Cowart’s work has appeared in The Washington Post, New York Magazine, Buzzfeed News, Hazlitt, Wired, and other outlets. Their book, Hurts So Good: The Science and Culture of Pain on Purpose, has been featured in The New York Times, NPR, The Wall Street Journal, The New Yorker, and others. Before becoming a journalist, Cowart was immersed academia, doing research on subjects like sexual dimorphism in leaf-nosed bats and resource allocation in flowers.

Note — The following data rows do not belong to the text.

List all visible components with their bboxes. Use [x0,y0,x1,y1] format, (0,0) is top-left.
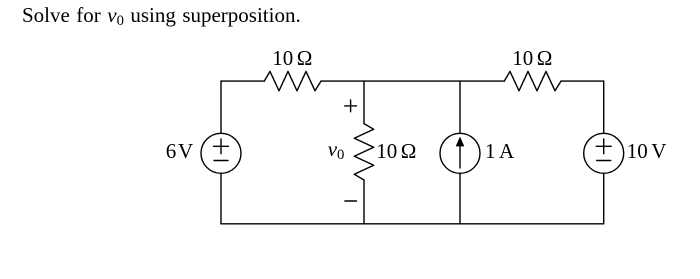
wire left branch lower [220,173,222,224]
V1 plus sign [214,139,229,154]
wire v0 branch lower [363,180,365,224]
wire current source branch upper [459,81,461,133]
V1 minus sign [214,160,228,162]
svg-text:1 A: 1 A [485,139,515,163]
resistor R2 10ohm top-right zigzag [504,71,561,90]
I1 arrow head [456,137,465,147]
I1 arrow shaft [459,146,461,169]
v0 polarity plus sign [345,100,357,112]
voltage source V1 6V circle [201,133,241,173]
wire current source branch lower [459,173,461,224]
wire v0 branch upper [363,81,365,124]
svg-text:10 Ω: 10 Ω [512,46,552,70]
wire top left [221,80,264,82]
svg-text:Solve for v0 using superpositi: Solve for v0 using superposition. [22,3,301,29]
svg-text:10 V: 10 V [627,139,667,163]
voltage source V2 10V circle [584,133,624,173]
wire right branch lower [603,173,605,224]
wire bottom [221,223,604,225]
resistor R3 10ohm vertical zigzag [354,124,373,180]
wire top middle [321,80,504,82]
V2 plus sign [596,139,611,154]
svg-text:10 Ω: 10 Ω [272,46,312,70]
resistor R1 10ohm top-left zigzag [264,71,321,90]
svg-text:6 V: 6 V [166,139,193,163]
svg-text:10 Ω: 10 Ω [376,139,416,163]
V2 minus sign [597,160,611,162]
v0 polarity minus sign [345,200,357,202]
wire left branch upper [220,81,222,133]
current source I1 1A circle [440,133,480,173]
wire top right [561,80,604,82]
svg-text:v0: v0 [328,137,345,163]
wire right branch upper [603,81,605,133]
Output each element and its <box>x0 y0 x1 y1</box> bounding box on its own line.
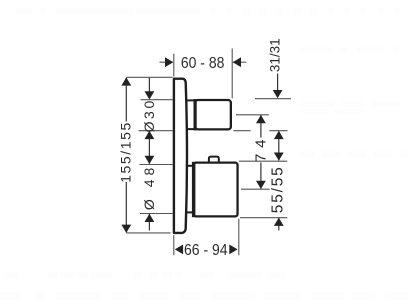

Currently, their principal area of interest involves the intersection of inner life and the practical existence of being a body. Cowart’s recent book is an exploration of all the ways humans engage in pain on purpose, why we do it, and what we get out of it. According to The Wall Street Journal, “[t]here’s possibly no one alive more qualified to write about pain than Leigh Cowart.”

Education

Cowart attended New College of Florida and University of North Carolina at Asheville. During their time there, they were awarded several grants, including Sigma Xi grant-in-aid-of-research. They have presented their research at the Ecological Society of America annual meeting, and others. They have been published in the International Journal of Plant Sciences. Cowart got pregnant near the end of their degree program and never graduated.

Favorite weird science fact

Hot peppers burn not because they singe your tastebuds, but because the capsaicin tricks the temperature receptors inside your mouth into pulling the fire alarm.